Den Film zeichnet ein ausgesprochenes Medialitätsbewußtsein aus, was evangelischen Religionsunterricht als Erbe einer 500jährigen Medienrevolution an seinen Beitrag zur heute wichtigen schulischen Medienbildung erinnern kann. Natürlich ist der Mediendiskurs in die Handlung implementiert, kann aber mit Schüler*innen dadurch wirkungsvoll, weil anschaulich vertieft werden: „Wer lesen kann, hat Vorteile“ – das scheint die Analphabetin Marieke zu lernen – allerdings auch das Gegenteil: die Zerstörung liebgewordener Hoffnungen (das Warten auf die Rückkehr ihres zur See fahrenden Vaters).

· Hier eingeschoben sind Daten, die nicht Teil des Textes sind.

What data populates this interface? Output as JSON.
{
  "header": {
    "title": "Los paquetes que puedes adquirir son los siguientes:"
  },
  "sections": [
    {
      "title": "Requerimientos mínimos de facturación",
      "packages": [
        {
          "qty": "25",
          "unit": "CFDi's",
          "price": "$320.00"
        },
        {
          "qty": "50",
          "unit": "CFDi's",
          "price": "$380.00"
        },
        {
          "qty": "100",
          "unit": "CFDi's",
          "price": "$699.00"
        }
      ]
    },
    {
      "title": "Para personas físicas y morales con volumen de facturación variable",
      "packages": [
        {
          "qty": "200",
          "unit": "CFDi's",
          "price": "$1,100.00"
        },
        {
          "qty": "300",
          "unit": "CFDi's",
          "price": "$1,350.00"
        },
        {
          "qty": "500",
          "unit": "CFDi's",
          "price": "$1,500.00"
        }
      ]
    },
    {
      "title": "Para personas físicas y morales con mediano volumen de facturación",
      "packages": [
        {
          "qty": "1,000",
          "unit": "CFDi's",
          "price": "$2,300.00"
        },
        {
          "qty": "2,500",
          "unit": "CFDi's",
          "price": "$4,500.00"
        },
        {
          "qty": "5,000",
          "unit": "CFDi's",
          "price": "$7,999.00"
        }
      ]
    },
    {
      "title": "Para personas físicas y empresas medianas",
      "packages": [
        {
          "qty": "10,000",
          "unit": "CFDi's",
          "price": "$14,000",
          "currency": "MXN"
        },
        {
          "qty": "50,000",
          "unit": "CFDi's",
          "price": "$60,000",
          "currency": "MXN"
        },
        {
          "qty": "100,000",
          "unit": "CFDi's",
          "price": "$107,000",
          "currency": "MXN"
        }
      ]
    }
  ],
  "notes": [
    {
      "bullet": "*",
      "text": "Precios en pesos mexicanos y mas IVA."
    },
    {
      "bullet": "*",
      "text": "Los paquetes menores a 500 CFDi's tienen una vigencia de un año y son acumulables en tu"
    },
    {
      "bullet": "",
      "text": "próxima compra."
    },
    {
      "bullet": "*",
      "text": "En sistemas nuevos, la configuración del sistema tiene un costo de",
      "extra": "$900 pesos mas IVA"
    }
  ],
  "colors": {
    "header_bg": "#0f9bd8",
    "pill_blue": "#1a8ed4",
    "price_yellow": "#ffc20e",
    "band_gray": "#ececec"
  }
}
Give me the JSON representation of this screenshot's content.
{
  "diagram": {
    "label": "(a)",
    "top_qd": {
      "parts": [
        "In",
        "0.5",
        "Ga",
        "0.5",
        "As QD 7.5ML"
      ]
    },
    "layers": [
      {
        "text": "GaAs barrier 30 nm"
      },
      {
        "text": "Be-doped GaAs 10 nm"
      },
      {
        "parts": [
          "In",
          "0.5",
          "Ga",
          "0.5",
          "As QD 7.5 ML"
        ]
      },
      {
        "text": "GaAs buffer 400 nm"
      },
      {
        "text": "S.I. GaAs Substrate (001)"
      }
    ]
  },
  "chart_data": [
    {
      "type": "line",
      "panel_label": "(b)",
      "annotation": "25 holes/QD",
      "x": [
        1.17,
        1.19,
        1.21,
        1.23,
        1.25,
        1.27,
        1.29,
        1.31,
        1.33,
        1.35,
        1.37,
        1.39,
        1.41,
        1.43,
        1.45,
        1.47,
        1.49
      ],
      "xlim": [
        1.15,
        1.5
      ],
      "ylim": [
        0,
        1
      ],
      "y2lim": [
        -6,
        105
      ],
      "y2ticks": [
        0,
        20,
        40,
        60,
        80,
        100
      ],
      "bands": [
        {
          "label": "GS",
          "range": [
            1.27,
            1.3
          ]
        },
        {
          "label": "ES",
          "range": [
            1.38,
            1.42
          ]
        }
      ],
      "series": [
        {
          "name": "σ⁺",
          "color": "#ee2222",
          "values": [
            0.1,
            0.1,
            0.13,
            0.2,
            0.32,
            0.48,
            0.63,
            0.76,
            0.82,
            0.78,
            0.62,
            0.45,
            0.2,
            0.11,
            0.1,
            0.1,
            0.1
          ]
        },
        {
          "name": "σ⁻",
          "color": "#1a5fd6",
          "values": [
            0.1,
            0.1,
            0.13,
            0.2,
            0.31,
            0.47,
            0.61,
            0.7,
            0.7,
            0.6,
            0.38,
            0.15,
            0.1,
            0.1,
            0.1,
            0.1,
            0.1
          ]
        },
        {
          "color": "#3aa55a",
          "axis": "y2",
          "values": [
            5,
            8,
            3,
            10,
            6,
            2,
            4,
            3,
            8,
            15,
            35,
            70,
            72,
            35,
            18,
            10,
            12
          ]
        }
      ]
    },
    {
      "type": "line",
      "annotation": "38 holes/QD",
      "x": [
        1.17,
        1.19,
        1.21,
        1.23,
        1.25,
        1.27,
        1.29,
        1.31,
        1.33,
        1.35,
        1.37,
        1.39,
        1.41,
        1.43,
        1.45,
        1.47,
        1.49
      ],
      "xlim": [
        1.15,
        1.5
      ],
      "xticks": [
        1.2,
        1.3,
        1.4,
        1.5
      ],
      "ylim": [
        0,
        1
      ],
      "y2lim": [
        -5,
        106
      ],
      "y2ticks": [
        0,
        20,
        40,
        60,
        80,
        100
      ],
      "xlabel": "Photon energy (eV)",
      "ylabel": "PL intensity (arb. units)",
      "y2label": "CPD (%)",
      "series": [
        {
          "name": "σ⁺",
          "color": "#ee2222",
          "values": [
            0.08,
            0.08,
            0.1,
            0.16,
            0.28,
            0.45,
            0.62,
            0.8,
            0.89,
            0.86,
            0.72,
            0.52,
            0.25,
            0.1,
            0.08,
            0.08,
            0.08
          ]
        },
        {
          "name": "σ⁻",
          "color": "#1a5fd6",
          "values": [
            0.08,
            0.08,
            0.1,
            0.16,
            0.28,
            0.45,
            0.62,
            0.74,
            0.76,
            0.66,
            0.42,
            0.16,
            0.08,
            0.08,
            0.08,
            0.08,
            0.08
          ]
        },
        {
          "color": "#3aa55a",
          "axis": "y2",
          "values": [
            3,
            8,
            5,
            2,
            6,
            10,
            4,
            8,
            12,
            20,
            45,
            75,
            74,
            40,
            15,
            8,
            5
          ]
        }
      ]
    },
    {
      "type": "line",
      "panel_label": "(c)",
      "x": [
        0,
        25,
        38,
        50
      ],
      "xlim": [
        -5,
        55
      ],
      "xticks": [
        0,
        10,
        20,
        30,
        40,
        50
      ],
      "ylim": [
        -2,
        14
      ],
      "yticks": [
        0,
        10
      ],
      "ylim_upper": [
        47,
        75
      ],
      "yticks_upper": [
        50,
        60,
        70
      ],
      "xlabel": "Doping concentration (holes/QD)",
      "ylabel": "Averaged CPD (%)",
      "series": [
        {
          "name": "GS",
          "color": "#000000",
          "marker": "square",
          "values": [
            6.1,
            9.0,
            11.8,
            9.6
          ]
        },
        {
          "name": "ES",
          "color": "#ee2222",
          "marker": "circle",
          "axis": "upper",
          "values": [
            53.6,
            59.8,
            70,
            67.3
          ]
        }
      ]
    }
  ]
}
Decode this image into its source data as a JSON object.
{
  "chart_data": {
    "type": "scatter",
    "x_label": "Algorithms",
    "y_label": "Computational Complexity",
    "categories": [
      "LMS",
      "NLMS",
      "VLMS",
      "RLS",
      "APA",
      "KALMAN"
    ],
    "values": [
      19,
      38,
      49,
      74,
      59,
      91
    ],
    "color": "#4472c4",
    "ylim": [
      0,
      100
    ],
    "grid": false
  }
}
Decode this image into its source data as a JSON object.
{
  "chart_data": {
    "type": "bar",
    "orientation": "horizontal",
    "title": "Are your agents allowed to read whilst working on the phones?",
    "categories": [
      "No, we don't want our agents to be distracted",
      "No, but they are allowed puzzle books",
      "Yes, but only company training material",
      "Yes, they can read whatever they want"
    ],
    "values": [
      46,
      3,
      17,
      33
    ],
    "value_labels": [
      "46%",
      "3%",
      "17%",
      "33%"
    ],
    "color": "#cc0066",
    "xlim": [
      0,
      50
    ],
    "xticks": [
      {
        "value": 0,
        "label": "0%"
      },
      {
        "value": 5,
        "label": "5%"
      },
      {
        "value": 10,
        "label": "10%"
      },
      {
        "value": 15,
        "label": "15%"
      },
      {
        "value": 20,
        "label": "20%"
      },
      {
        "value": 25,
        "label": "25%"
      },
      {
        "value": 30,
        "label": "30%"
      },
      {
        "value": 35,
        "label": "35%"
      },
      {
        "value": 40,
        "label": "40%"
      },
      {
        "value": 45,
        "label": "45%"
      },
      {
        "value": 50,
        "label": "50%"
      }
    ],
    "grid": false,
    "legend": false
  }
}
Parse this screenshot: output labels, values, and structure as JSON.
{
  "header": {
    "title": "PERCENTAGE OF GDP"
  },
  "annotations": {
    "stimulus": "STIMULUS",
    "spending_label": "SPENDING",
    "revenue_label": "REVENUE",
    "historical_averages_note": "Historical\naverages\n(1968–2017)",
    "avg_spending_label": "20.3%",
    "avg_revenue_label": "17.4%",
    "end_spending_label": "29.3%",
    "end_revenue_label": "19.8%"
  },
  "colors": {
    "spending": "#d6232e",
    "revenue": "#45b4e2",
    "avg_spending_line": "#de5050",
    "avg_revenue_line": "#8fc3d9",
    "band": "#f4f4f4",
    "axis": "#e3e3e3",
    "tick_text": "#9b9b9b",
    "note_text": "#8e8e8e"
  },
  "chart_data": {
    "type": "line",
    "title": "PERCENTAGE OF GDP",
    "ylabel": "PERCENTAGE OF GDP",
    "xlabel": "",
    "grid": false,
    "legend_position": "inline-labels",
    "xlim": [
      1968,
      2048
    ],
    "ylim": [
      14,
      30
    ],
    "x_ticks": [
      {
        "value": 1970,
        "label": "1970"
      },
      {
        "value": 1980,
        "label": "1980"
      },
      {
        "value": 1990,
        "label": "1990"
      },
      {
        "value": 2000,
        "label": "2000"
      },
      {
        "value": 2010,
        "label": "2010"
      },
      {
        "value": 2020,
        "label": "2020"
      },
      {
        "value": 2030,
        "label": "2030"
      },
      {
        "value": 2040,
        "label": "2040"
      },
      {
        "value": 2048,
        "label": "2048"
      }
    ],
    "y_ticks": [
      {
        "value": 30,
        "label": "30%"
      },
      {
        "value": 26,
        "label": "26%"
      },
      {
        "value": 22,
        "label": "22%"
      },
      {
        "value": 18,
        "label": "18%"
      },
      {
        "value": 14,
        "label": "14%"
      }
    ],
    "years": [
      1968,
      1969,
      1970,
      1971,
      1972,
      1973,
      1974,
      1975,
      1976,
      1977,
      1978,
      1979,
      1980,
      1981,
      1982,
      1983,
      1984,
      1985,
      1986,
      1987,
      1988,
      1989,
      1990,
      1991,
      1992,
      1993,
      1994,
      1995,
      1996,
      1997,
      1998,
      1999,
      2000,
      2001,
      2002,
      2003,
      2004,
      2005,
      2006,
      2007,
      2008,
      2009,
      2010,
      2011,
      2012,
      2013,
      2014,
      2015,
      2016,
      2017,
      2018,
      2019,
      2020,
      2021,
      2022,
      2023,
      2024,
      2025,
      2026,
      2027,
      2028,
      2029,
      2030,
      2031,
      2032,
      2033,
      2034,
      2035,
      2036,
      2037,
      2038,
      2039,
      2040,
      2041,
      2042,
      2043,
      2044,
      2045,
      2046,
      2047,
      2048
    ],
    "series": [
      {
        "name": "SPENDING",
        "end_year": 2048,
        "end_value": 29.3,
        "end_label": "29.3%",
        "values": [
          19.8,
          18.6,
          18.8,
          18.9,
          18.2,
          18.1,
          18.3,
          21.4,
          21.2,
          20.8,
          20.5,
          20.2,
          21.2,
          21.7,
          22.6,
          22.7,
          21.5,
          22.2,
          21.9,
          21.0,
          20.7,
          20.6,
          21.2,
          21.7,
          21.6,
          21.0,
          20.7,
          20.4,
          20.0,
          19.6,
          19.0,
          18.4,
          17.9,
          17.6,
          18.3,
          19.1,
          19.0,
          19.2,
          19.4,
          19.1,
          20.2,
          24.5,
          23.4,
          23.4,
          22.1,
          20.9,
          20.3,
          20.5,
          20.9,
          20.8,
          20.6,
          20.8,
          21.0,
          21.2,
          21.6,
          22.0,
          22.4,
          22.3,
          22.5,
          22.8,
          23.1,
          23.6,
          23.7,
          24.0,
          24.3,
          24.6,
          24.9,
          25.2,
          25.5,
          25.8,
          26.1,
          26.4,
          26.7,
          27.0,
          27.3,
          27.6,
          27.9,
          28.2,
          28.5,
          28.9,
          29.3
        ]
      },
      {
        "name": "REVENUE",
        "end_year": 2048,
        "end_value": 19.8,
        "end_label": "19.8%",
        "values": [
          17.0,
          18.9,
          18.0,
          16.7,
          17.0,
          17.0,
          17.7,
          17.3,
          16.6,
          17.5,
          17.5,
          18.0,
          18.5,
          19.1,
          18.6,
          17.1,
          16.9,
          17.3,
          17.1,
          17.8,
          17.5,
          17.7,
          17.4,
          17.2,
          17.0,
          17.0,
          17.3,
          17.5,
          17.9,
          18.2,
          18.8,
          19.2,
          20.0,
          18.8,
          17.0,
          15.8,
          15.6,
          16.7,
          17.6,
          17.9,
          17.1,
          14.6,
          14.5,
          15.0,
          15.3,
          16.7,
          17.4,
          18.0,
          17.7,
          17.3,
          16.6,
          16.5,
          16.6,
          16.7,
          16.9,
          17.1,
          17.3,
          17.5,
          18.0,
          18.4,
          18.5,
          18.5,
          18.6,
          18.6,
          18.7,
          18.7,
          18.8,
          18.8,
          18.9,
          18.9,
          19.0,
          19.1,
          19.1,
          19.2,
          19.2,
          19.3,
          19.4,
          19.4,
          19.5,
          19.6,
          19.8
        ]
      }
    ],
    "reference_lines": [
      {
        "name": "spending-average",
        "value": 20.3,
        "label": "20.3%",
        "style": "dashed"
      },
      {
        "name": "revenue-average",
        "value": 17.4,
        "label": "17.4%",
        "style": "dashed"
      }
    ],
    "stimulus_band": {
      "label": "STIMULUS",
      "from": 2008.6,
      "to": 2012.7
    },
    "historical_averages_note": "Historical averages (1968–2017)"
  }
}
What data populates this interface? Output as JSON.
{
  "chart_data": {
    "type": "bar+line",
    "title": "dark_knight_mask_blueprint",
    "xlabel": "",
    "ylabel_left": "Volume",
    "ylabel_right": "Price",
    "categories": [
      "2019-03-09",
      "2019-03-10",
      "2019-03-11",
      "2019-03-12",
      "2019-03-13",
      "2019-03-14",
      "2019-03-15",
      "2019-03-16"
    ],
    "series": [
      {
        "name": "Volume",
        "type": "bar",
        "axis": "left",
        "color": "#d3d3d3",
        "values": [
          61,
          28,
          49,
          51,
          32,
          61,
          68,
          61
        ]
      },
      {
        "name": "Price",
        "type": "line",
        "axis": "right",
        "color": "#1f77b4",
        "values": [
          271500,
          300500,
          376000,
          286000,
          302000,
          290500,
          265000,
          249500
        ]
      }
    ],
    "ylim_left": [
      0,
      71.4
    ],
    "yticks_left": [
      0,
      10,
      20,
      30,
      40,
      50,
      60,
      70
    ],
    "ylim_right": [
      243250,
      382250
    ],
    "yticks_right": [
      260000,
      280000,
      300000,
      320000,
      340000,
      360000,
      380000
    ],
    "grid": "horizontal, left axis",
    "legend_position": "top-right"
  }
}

Ihren Namen erfahren Storm und das Publikum übrigens auch erst im Lesen, ja mit dem Tagebuch der verstorbenen Mutter hat das Mädchen überhaupt erst eine eigene „verbriefte“ Geschichte. Schön, dass Storms Hilfsbereitschaft als ihr Leselern-Lehrer dann entscheidend zur Rettung des Lutherbriefs führt (er fertigt eine Übungsabschrift von der später konfiszierten Druckplatte an). Geistige Inhalte überhaupt erst durch (massenhaftes) Kopieren zu sichern, damit sie über das Original hinweg Verbreitungschancen haben, an dieser damals neuen Lernerfahrung gibt der Film Anteil und lädt zu Vergleichen mit heute ein. Reformierter Tradition entsprechend nimmt der Film besonders das Bild als religiöses Medium in den Fokus. Er bleibt dabei ausgewogen genug, wenn er den unterschiedlichen Gebrauch zeigt, den man in verschiedenen Verwendungskontexten von Bildern machen kann – und fällt damit nicht der schiefen Wertung anheim, als sei allein das (gedruckte) Wort gut und alles an Bildern schlecht. Auch Texte tragen Lüge oder Unheil weiter, wie etwa im Film ein Ablassbrief oder die Bekanntmachung einer Hinrichtung. Besonders im Kontrast des Edelporträts des grausamen und eitlen Inquisitors [2] zur schlichten Marienstatue des frommen einfachen Volkes (dem die beiden weiblichen Hauptrollen des Films zuzurechnen sind) wird die ganze Bandbreite der Bilderverehrung deutlich. Die gefühlsbetonte Hingabebereitschaft zur Gottesmutter wird durchaus sympathisch gezeichnet, allerdings auch in reformierter Perspektive gehörig „entmythologisiert“. Festhalten an Althergebrachtem kennzeichnet eine ganze Weile lang die Haltung von Storms Mutter. Unwillentlich stützt sie damit aber das repressive System kirchlicher Machtausübung über die Gewissen der Menschen – bis sie an der Lebensgefahr für ihren eigenen Mann merkt, dass man dem Unrecht widerstehen muss.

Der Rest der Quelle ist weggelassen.